Tony sat up, excited because Steve was letting him talk instead of cutting him off or being dismissive. “Yeah, that won’t work anymore because no gas, right, no more oil coming in from overseas. But they traveled differently before – and they had electric stuff. Cars. Electric cars. If we get electricity up and running – I was in the middle of trying to implement a territory-wide energy initiative based off of reactor technology I had when I was human and just never got around to implementing because the board of my company didn’t see any real returns in it. If it works there – there’s no reason it wouldn’t work elsewhere. No more reliance on torches or generators. Hospital equipment can start working again. Everything can start working again, mostly. Anything on electricity, because it’s really easy for me to adapt electrical equipment to running off the reactor tech.”
“You’re proposing – what? You want to travel around and rebuild this? Implement this tech?” Steve asked.
He looked upset, lying there and looking up at Tony from the rumpled sheets, and just a little disheartened. Quickly, Tony made a cutting motion with his hand. “We all travel around. Chapels can – they can handle keeping the Chitauri out of their territory, they’ve done it before when their member of the Host was incapacitated or injured or just plain not there at the moment. But the other places, they’re lawless because no one’s there to put laws in place. They’re cut off. If we rebuild—”
“You want to rebuild the country.” Steve’s eyes were wide.
“Well. Yeah. That’s what this has always been about. Protecting humanity. Making them safe. This is just a… an extension of that.” Tony found himself fiddling with the sheet that was draped over his lap and forced his hands still. Ourael had told Tony to focus on the Chitauri, that his tech was distractions that he couldn’t afford, not while there was physical danger present. Before, Obadiah had pointed out that there were other things that needed to be done for humanity than the toys he built – shelter and food were most important, before all that extra stuff. He had also reiterated the importance of removing the physical danger, and the physical danger wasn’t gone, not just yet.

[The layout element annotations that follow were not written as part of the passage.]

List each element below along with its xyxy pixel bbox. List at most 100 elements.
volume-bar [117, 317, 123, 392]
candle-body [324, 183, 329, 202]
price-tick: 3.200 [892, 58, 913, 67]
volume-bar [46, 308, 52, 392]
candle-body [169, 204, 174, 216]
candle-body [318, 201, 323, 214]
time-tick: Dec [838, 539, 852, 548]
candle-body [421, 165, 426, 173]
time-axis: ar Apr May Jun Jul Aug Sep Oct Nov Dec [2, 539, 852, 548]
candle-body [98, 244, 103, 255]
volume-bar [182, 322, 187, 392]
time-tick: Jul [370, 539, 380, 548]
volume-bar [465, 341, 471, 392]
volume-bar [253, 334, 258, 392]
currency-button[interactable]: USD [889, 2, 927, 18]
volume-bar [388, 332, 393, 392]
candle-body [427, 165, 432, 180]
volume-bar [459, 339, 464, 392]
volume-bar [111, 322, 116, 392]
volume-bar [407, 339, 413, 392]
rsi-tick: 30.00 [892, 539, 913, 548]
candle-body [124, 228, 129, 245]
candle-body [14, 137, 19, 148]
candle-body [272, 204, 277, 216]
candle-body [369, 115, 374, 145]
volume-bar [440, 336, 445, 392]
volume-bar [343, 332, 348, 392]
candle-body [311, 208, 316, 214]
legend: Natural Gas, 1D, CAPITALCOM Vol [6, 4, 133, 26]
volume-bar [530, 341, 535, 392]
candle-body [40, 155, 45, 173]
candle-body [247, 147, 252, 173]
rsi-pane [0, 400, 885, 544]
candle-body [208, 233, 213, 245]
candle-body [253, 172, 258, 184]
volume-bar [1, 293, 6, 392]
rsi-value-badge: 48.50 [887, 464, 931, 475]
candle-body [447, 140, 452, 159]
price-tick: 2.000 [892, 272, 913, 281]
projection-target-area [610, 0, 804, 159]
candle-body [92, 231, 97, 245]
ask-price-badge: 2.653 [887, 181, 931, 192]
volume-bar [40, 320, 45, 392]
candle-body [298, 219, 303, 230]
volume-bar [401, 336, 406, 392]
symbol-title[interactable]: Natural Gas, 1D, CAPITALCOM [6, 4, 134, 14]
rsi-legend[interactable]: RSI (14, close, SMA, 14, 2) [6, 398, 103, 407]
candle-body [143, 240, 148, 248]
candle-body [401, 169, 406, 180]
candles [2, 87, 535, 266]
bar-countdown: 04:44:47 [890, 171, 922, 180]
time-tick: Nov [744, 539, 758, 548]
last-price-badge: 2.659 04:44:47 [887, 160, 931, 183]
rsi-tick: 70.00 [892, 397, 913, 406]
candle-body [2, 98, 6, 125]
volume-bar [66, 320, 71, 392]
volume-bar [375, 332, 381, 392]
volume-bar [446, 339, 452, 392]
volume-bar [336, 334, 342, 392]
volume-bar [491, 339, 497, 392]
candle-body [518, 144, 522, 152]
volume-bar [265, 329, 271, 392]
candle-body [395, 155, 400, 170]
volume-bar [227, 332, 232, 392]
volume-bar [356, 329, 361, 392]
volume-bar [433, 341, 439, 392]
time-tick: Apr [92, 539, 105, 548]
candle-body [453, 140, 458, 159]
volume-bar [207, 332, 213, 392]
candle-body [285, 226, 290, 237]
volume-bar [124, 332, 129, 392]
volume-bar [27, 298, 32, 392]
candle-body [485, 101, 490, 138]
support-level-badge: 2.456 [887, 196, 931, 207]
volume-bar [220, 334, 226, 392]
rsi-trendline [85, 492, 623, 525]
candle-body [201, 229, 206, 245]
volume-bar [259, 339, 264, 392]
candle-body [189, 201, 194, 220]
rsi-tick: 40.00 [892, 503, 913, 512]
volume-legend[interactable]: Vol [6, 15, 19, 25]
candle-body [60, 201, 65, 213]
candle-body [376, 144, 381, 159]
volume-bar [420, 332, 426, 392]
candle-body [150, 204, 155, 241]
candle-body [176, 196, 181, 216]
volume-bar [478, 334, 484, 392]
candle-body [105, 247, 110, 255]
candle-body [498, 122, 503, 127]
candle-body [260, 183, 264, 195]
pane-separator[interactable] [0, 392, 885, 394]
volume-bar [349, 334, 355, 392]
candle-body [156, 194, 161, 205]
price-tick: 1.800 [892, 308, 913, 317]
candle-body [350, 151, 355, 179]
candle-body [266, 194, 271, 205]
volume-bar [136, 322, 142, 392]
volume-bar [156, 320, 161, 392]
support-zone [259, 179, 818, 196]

Just because no more Chitauri could get into the human world now that the Tes’rae was shuttered and locked away from any type of sensing equipment didn’t mean that there weren’t still Chitauri wandering the wastes as well as the edges of the territories.
“So we all go around, what, building homes?” Steve asked, but he seemed excited. Tony licked his lips and shook his head.
“Not – not homes,” he said slowly. “We build – laws. Communities. We find out what they have and work with it. Rebuild roads, first. Connect small towns to one another. Find Chitauri nests and exterminate them.”
“That could take years,” Steve said quietly. “The Supervisor might pull us out before then, since we’ve gotten rid of the immediate threat.”
Tony hitched one shoulder. “Still. We travel around. Roaming police force meant to mediate disputes, rebuild cities, and remove the pest problems. And we’ll meet up with one another sooner or later. Communicators on us, after all. You can train Pelael on the go. Razial and Sabrael can run into you guys often enough. And our Initiates can build small Chapels, train people on how to deal with Chitauri. How to recognize them. It’s not that difficult to build a detector for Chitauri presence. It just takes time.”
Steve sat up, the sheet falling down and baring him to the moonlight, and Tony did his best not to be distracted because hey, important conversation here—
Slowly, carefully, Steve kissed Tony as thoroughly as he could manage.
Tony blinked dazed eyes at Steve as he leaned back. “So is that a yes?”
“That’s a hell yes, Tony,” Steve chuckled, pulling Tony back and kissing him again.